- Periods: Edo period
- Location: Odawara, Kanagawa, Atami and Itō, Shizuoka. Japan
- Region: Chūbu region

History
- Built: 1603-1636

Site notes
- Public access: Yes (no public facilities)
- Odawara sites Atami sites Itō sites Stone Quarries for Edo Castle (Shizuoka Prefecture) Atami sites Itō sites Stone Quarries for Edo Castle (Japan)

= Stone Quarries for Edo Castle =

The Stone Quarries for Edo Castle (江戸城石垣石丁場跡, Edojō Ishigaki ishichōba ato) are the remnants of stone quarries used to provide the massive amount of stone necessary to construct the extensive moats and defensive fortifications of Edo Castle under the Tokugawa shogunate in 17th century Japan. These sites are located in what are now the cities of Odawara, Kanagawa in Kanagawa Prefecture, and Atami and Itō, Shizuoka Prefecture. These 170 sites were collectively designated a National Historic Site of Japan in 2016.

==Background==
Edo Castle and the city of Edo itself are located on largely reclaimed land in low lying alluvial plain at the northern end of Edo Bay. The geology of the area consists of the Kantō loam layer, and there are no naturally occurring stones suitable for use in construction. On the other hand, the Izu Peninsula and the western coast of Sagami province are volcanic in origin, and contain significant outcropping of andesite and granite suitable for stone walls. In addition, many of these outcrops were in close proximity to the sea, which permitted ease of transport of the heavy stones to Edo. Tokugawa Ieyasu ordered the various daimyō the task of rebuilding Edo Castle as the headquarters of the Tokugawa shogunate in 1603, with work continuing under his successors.
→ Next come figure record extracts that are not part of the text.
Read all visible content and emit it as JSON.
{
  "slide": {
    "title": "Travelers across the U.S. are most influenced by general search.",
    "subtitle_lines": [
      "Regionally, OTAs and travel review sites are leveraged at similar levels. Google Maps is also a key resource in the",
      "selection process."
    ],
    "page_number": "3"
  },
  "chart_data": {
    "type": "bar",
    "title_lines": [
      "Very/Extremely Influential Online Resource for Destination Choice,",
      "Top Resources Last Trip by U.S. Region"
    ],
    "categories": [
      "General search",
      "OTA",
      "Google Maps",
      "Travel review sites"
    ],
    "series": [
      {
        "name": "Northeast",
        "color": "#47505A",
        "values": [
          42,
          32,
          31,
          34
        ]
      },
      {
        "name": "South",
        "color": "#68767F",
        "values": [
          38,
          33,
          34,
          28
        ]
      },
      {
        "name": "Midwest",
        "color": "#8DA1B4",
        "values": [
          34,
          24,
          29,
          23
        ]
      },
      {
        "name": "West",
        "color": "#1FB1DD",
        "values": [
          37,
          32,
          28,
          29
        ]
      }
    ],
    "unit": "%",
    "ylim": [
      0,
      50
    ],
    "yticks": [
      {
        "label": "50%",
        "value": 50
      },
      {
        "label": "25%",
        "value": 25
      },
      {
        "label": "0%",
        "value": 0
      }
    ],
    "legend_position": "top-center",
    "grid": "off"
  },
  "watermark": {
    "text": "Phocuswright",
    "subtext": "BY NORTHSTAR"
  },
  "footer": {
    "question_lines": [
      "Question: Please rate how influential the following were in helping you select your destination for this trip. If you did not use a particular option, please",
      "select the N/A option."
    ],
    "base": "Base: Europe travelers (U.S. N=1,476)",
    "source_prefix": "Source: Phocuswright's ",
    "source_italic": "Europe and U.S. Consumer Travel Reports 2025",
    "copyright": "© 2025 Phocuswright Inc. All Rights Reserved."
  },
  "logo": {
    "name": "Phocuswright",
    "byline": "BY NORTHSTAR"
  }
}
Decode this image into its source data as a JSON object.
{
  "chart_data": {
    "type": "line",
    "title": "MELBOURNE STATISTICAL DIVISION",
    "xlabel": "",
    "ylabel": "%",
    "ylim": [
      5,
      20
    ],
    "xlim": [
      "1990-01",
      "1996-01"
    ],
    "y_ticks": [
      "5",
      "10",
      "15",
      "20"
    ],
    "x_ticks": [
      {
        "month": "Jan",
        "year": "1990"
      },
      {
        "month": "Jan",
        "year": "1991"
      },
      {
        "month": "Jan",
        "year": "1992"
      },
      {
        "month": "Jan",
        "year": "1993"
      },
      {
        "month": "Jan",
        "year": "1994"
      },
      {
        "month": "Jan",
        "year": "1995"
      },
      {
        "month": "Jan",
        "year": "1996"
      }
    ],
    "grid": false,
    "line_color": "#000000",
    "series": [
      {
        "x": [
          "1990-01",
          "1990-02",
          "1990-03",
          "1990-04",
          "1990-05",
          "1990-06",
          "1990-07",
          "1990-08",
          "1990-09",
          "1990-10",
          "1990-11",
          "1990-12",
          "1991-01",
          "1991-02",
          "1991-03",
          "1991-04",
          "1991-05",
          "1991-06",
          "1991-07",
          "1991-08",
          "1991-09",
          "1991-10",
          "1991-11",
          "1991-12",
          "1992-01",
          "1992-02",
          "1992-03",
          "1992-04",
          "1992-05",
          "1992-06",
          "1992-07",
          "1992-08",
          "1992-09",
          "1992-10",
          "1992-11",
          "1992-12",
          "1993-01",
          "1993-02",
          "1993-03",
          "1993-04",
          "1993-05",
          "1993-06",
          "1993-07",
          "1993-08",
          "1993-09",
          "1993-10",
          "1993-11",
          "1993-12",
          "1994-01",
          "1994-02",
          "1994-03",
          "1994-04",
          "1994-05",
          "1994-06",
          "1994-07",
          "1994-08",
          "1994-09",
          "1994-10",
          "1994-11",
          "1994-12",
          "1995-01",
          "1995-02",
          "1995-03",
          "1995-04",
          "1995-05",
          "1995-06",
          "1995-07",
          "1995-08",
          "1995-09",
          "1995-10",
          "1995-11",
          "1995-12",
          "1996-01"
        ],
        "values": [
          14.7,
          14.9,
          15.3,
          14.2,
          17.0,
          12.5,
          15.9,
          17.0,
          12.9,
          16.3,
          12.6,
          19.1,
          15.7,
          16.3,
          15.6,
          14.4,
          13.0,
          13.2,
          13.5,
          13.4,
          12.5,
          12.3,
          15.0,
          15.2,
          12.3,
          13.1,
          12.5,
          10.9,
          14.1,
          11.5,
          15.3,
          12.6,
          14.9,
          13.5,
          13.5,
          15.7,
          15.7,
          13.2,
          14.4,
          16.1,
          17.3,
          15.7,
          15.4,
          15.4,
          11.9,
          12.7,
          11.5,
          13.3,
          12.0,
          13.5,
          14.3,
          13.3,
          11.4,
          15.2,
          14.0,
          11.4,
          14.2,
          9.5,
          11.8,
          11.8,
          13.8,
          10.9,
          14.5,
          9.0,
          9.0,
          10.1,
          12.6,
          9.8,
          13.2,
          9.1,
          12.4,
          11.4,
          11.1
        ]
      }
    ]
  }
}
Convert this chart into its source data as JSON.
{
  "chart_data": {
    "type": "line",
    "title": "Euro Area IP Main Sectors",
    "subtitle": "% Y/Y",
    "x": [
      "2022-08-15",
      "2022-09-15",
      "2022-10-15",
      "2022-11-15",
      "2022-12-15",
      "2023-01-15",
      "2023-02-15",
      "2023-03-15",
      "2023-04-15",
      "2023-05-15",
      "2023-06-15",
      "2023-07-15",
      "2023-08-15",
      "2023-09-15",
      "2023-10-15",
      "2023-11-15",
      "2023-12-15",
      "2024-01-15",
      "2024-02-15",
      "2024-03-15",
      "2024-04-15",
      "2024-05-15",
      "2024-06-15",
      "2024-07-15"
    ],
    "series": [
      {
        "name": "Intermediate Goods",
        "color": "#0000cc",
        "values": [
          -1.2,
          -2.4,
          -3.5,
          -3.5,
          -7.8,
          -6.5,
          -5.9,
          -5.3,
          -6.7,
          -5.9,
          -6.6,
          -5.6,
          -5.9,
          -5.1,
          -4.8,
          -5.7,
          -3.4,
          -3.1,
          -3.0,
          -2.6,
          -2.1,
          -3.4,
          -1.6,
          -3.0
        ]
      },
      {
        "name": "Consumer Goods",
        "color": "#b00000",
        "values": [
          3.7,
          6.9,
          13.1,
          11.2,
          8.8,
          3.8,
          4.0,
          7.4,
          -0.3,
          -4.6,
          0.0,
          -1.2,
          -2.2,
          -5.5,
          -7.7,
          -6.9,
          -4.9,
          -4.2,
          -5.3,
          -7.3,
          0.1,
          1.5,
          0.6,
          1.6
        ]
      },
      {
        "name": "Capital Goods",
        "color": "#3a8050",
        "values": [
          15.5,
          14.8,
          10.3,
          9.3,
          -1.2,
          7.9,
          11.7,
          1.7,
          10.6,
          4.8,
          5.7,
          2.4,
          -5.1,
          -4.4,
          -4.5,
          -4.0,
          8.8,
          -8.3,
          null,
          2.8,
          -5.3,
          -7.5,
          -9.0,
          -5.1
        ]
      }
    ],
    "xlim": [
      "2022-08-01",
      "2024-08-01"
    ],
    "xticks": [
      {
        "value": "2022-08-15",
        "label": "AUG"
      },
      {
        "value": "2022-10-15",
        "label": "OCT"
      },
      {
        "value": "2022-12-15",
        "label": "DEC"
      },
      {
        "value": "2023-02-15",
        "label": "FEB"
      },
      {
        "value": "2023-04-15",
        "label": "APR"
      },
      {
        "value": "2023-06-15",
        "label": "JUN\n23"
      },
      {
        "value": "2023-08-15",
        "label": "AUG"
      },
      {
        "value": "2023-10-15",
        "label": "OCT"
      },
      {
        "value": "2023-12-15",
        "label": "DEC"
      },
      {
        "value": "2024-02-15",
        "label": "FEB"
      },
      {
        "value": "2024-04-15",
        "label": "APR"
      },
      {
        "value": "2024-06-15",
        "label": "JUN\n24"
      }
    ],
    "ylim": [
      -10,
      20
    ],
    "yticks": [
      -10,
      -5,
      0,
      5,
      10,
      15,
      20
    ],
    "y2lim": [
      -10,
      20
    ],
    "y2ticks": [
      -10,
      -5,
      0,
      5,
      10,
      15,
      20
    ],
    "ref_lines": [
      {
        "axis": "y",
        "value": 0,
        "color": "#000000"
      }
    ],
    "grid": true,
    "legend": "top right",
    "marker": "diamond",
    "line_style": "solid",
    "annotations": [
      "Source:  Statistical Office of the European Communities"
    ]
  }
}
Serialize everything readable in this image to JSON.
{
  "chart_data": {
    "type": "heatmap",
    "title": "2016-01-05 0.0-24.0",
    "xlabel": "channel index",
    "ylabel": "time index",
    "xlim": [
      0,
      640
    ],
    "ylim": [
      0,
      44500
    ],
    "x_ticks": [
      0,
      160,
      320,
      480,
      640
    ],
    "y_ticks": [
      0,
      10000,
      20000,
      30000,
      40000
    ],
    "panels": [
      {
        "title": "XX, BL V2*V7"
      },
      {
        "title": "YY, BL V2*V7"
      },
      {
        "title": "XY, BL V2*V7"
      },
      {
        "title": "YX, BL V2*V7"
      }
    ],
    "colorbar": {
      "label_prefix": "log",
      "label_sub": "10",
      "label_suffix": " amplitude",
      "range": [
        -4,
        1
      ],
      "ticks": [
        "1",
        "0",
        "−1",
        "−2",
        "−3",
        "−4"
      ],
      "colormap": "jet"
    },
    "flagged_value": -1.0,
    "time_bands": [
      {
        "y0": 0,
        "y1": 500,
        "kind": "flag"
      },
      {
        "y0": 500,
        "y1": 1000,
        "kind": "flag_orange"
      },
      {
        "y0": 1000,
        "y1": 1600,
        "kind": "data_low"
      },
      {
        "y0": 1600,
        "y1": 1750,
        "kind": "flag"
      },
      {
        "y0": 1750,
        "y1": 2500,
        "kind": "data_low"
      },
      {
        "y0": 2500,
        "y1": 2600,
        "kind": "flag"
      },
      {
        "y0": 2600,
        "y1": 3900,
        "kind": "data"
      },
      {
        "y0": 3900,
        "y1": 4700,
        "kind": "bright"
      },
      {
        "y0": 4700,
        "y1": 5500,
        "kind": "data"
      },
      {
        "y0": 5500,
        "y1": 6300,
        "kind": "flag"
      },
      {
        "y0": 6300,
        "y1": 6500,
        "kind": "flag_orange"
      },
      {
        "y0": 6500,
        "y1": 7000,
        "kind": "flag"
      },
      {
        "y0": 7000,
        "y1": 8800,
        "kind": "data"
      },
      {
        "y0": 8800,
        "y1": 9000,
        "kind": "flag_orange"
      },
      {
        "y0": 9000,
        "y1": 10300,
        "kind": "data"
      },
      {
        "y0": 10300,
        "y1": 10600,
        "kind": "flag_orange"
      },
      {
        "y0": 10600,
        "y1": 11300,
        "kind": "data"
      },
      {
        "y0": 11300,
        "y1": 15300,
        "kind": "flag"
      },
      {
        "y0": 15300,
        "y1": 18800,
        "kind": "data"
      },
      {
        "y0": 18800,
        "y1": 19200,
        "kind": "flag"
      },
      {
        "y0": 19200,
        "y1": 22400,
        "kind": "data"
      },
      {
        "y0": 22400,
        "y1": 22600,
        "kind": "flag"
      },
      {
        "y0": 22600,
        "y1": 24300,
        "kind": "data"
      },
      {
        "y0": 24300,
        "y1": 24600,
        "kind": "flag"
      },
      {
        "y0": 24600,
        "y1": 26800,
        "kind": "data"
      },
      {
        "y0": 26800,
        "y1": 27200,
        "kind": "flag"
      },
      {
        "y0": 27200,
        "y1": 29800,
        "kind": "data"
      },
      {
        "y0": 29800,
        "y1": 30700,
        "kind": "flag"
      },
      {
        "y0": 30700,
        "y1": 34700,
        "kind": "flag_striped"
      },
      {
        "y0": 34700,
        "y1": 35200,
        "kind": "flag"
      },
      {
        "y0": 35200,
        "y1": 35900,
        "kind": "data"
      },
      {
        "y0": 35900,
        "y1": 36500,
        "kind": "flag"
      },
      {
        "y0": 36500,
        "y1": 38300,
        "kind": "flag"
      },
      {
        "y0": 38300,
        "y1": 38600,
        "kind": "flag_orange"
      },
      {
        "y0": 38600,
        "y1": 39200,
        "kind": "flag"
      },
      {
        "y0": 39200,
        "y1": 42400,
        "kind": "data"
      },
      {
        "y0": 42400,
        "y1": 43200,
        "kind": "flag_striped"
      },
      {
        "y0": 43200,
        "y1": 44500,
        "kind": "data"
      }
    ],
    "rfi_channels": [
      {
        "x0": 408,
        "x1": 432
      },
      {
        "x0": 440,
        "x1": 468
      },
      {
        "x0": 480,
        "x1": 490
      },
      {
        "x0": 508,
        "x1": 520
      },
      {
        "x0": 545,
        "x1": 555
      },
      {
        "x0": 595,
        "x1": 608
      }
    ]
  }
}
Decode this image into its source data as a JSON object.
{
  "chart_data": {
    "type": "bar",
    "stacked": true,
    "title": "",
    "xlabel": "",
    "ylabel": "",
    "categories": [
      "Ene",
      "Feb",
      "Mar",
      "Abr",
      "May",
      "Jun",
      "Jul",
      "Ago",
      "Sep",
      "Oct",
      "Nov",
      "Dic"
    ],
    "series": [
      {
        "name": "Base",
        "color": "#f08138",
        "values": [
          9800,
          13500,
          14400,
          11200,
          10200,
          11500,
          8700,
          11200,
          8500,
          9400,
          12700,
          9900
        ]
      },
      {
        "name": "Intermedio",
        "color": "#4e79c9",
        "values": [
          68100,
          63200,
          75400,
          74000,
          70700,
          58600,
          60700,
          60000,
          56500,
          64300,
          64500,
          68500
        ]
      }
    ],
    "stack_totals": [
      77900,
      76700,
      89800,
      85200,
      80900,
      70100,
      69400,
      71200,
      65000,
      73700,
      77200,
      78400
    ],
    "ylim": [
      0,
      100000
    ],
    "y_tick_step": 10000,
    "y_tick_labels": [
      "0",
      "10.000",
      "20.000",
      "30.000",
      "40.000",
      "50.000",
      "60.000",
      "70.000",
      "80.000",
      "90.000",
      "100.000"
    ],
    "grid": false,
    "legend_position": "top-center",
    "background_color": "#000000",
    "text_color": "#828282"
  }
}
Tokugawa Hidetada and Tokugawa Iemitsu. The buildings of the center of the castle took from 1604 to 1607, the outer enclosures from 1610 to 1627, and the outer moats from 1629 to 1636. At numerous times during the Edo period, the shogunate periodically assigned the task of repairing certain portions of the moats and other stone structures to the various daimyō clans, especially the tozama daimyō, partly as a measure to drain these clans of their financial resources, which would reduce the possibility of any rebellion.

The majority of the quarries for the stone required for this vast construction project are along the coast of Sagami Bay, ranging from the northeastern of the hills on the west bank of the Sakawa and Karikawa rivers in Odawara, Kanagawa to Shimoda at the southern end of the Izu Peninsula, and also in parts of the coast of Suruga Bay, from the town of Shimizu to Heda in Numazu. The quarries were not only for extraction of materials, but included workshops for the rough processing of stones to the necessary shape and sizes, a storage location, a towing facility and a port.

==Sites in Odawara, Kanagawa==
The mountainous border between Sagami and Izu, namely the Hayakawa river valley, contained many outcroppings of stone forming part of the outer ring of the ancient Hakone volcano. Archaeologists have identified 19 locations with a total of 101 quarry sites, covering a total area of 254,127.39 square meters are located along the Hayakawa River. The latest and best-preserved site is Hayakawa quarry, which was excavated by the Odawara City Board of Education in 2003. Numerous stones with mason's marks and quarry holes were discovered. A further excavation in 2007 found the stone towing road to the port.

==Sites in Atami, Shizuoka==
Some 30 quarry sites have been identified within the borders of Atami, which shares the same geology as the Hayakawa River area of Odawara. Many of the remaining worked stones have mason's marks or inscriptions, and the names of the Arima and Mōri daimyō clans have been found.

==Sites in Itō, Shizuoka==
Former Usami village, within the city of Itō, was tenryō territory under the direct control of the shogunate, and occupies a peninsula jutting out into Sagami Bay. Much of the area is dominated by Mount Nako, with an elevation of 350 meters, whose southern slopes faced the northern side of Usami Bay. On this mountain more than 21 quarry sites have been identified and are covered by the National Historic Site designation. This includes the Usami quarry, which was one of the largest. Stones taken from this location were transported using rounded boulders as rollers to the harbor, 1.5 kilometers away. Many of the defective or unused stones left inset at various sites have inscriptions from the masons, and also naming the daimyō involved in the project. The sites in Mount Nako have many inscriptions indicating that the Hosokawa, Inaba and Mōri clans were prominent, although historical records indicate that many more daimyō used these sites as well.